# Lots of Stuff!



## Pete (Jun 20, 2010)

heres a random sampling of the silly amount of plants blooming in my greenhouse at the moment...
_Phalaenopsis lobbii_






Vanda Sansai Blue-very old plant really putting on a good show now





_Cymbidiella paradalina_-5 spikes right now





_Epidendrum longiripens_






_Phalaenopsis cornu-cervi_





_Phalaenopsis violacea var. alba





Phalaenopsis violacea_ 'Julie Christine'





_Cattleya aclandiae var. coerulea_ D)





_Laelia purpurata var. carnea_-one of my favorite forms of this excellent species. this pink is even more electric in real light... still opening...





Vanda Mimi Palmer-best.fragrance.ever.


----------



## paphioboy (Jun 20, 2010)

Holy cow...  What I wouldn't give to have so many beauties blooming in my collection at once..


----------



## Hera (Jun 20, 2010)

Gorgeous display of beauties. When can I move in?


----------



## Shiva (Jun 20, 2010)

I wish I was that good at being silly with orchids. You take the cake and deserve to eat it. :drool::drool::drool:


----------



## Pete (Jun 20, 2010)

haha thanks! im not really being silly _with_ my orchids... its just silly how many are in bloom right now. probably almost half of the entire greenhouse..


----------



## Lanmark (Jun 20, 2010)

Wow! It's a living paradise!

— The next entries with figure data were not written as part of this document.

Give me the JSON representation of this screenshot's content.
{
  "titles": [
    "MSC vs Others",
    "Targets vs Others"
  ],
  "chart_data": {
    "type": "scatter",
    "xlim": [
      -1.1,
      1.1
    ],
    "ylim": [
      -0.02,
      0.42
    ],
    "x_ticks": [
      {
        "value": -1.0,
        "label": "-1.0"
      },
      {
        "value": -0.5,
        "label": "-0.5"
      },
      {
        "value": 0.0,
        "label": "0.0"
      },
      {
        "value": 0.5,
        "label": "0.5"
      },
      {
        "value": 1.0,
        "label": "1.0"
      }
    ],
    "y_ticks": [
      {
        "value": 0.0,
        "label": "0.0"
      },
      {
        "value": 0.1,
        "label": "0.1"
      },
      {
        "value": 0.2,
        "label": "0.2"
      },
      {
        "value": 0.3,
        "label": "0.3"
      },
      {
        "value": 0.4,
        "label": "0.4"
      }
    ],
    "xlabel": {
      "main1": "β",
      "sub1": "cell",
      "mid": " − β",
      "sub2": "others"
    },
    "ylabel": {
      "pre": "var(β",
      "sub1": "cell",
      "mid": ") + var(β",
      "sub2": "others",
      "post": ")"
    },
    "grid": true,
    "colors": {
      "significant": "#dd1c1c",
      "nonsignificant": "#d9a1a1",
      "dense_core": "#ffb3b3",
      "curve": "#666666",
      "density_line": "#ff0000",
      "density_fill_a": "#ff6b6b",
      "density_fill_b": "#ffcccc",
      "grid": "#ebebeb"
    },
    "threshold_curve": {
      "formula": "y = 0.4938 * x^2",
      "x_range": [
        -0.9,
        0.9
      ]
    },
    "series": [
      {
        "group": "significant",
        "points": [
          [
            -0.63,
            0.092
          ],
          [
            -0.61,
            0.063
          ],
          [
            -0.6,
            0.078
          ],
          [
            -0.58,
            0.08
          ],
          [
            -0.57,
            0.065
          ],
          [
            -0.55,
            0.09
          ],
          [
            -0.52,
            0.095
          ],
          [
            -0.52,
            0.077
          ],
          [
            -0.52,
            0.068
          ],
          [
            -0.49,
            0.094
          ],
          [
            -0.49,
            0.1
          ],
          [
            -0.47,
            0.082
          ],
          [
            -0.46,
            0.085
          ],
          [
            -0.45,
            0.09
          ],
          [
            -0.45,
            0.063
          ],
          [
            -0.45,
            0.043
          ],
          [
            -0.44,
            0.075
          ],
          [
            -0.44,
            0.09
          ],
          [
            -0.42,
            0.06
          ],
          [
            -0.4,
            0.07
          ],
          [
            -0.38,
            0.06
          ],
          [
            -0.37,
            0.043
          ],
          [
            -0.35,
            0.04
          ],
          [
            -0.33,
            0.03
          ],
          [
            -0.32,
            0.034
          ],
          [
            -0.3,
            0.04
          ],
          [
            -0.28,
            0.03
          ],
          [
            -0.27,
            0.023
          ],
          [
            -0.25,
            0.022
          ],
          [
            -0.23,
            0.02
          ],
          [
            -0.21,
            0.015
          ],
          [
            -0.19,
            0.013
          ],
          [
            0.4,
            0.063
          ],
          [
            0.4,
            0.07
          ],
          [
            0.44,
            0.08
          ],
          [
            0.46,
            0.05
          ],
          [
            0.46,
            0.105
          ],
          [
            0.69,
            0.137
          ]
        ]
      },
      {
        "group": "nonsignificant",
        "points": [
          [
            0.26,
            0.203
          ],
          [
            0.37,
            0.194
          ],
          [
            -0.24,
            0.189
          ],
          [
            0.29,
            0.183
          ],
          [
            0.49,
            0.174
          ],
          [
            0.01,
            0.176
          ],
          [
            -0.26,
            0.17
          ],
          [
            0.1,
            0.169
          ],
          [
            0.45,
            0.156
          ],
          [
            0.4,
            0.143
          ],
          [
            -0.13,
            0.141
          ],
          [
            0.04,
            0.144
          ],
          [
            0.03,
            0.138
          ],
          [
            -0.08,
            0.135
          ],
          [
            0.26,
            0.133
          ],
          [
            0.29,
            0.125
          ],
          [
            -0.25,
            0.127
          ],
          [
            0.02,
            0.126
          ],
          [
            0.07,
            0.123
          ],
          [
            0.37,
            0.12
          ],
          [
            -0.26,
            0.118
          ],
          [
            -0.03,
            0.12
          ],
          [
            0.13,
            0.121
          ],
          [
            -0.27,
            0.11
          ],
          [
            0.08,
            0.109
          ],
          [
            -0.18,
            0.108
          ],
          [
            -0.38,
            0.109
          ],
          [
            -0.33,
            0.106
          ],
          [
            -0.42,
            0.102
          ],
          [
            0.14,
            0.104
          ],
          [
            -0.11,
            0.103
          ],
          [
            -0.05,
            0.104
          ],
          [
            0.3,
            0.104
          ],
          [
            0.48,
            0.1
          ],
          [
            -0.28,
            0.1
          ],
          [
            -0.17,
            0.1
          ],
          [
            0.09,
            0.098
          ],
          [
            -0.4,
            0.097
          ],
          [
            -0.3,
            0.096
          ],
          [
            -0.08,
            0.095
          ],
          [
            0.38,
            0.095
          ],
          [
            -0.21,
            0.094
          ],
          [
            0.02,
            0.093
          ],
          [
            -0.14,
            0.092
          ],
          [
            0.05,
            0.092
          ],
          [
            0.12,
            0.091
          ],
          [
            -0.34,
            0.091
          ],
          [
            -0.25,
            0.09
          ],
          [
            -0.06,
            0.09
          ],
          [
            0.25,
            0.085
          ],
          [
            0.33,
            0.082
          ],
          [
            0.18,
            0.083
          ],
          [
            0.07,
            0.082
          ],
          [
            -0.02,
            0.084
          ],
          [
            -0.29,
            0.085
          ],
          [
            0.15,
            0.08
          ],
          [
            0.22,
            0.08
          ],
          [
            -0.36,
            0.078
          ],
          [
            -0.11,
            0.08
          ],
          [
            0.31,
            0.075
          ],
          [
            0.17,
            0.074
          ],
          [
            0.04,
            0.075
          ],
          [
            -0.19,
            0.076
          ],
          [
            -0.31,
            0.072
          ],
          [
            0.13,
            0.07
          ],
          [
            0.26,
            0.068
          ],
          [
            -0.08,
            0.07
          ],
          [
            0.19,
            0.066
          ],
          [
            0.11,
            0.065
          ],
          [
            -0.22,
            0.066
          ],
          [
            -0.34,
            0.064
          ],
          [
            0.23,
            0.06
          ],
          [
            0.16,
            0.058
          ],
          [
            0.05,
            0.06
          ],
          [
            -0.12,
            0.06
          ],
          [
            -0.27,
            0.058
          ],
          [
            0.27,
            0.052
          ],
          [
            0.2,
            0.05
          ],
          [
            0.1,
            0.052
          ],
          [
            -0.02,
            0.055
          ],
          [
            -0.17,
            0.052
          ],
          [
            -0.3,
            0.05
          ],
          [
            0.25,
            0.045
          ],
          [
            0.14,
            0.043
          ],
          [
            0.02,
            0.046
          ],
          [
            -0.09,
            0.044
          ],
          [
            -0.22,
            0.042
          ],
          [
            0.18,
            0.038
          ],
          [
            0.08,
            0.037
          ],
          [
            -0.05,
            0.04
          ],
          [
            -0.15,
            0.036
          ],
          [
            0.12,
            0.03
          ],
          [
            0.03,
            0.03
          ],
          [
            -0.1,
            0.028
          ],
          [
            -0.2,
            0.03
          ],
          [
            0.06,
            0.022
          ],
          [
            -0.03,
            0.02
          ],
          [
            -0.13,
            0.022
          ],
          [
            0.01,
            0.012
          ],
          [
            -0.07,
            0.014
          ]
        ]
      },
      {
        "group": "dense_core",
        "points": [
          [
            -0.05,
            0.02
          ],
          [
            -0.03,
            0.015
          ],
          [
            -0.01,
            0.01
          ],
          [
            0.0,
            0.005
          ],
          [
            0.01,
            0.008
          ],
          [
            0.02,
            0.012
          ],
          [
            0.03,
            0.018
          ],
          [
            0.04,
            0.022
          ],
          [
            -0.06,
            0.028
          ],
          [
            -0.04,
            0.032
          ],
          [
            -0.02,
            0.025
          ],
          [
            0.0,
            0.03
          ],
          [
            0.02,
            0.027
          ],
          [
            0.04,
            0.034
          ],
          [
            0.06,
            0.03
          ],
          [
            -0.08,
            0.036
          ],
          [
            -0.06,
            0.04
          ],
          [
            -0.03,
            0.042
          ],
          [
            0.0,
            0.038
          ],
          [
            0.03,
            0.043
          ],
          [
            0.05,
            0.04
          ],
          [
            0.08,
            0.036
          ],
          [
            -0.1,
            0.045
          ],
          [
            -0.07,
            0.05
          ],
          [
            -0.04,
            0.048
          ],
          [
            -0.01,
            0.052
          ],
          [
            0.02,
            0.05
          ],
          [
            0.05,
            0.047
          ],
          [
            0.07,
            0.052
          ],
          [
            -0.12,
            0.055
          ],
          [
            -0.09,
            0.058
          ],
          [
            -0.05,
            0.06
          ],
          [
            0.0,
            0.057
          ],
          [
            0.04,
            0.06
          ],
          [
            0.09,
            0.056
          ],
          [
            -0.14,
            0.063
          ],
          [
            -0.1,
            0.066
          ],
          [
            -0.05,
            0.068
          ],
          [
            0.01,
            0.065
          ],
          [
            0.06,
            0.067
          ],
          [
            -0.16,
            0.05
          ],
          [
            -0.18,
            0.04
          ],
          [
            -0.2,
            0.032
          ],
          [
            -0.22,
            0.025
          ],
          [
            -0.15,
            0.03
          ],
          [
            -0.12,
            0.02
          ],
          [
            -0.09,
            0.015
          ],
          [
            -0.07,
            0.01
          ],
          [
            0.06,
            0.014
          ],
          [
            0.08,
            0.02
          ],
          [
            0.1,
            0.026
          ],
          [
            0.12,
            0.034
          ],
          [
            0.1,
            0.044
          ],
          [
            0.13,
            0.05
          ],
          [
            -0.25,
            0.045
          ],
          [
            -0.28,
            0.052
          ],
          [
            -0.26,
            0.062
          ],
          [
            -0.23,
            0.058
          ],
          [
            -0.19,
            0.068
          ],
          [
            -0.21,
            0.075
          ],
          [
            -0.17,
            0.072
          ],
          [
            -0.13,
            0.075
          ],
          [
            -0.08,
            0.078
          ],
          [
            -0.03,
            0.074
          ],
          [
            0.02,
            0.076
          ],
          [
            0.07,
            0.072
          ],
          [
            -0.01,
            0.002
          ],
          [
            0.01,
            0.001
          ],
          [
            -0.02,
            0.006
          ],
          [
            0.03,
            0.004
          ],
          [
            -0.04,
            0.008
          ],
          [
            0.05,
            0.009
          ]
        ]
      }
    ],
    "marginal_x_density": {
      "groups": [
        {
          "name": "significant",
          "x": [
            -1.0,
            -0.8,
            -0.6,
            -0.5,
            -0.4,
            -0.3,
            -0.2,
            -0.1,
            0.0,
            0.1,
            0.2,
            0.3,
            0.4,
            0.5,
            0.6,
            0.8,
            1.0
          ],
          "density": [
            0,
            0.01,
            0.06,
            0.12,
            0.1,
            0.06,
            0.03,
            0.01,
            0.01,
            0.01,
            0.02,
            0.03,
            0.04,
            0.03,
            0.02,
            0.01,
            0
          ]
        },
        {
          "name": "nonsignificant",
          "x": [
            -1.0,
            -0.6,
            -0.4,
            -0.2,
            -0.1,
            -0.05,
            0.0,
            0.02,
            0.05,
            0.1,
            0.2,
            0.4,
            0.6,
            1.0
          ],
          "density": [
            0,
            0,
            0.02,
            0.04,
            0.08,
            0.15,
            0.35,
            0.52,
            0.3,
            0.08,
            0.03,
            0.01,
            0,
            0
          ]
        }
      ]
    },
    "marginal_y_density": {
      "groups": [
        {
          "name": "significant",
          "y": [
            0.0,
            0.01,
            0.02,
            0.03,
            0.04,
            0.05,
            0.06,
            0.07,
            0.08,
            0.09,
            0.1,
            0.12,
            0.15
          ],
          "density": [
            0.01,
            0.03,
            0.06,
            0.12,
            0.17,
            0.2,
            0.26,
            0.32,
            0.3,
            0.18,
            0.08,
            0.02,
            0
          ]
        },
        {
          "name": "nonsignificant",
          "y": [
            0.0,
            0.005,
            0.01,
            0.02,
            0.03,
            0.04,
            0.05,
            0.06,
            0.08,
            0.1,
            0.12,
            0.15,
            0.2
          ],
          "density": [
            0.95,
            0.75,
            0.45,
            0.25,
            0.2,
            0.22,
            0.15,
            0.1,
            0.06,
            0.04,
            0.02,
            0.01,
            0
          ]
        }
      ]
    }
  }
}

Both of your _Phal violacea_ varieties are mouth-watering and your _Laelia purpurata var. carnea_ is truly exceptional in color! What does the _Vanda Mimi Palmer_ smell like?
:drool:


----------



## jewel (Jun 20, 2010)

holy monkey! those are some beauties :drool: congrats on the riot of flowers:clap::clap:


----------



## KyushuCalanthe (Jun 20, 2010)

Not a bum in the lot, but the L. purpurata and P. cornu-cervi steal the show IMO.


----------



## John M (Jun 20, 2010)

The Phal. lobii, C. aclandiae and L. purpurata are all amazing! I love 'em!


----------



## SlipperFan (Jun 20, 2010)

They are all great blooms, but I vote for Epidendrum longiripens -- what an interesting plant and subtle flower colors. How big is the plant?


----------



## Pete (Jun 21, 2010)

Dot its a tiny thing. its crawling over the edge of a 4" terra cota pot. it is very "mat forming". the flowers are about 3 cm across


----------



## etex (Jun 21, 2010)

Awesome,cool blooms!!


----------



## swamprad (Jun 21, 2010)

They are all spectacular! I always enjoy photos from your greenhouse!


----------



## Pete (Jun 21, 2010)

thanks mark!


----------



## SlipperFan (Jun 22, 2010)

Pete said:


> Dot its a tiny thing. its crawling over the edge of a 4" terra cota pot. it is very "mat forming". the flowers are about 3 cm across



Thanks, Pete. Now I think I need one!


----------



## smartie2000 (Jun 23, 2010)

I love the Cymbidiella paradalina. That spike looks neat too


----------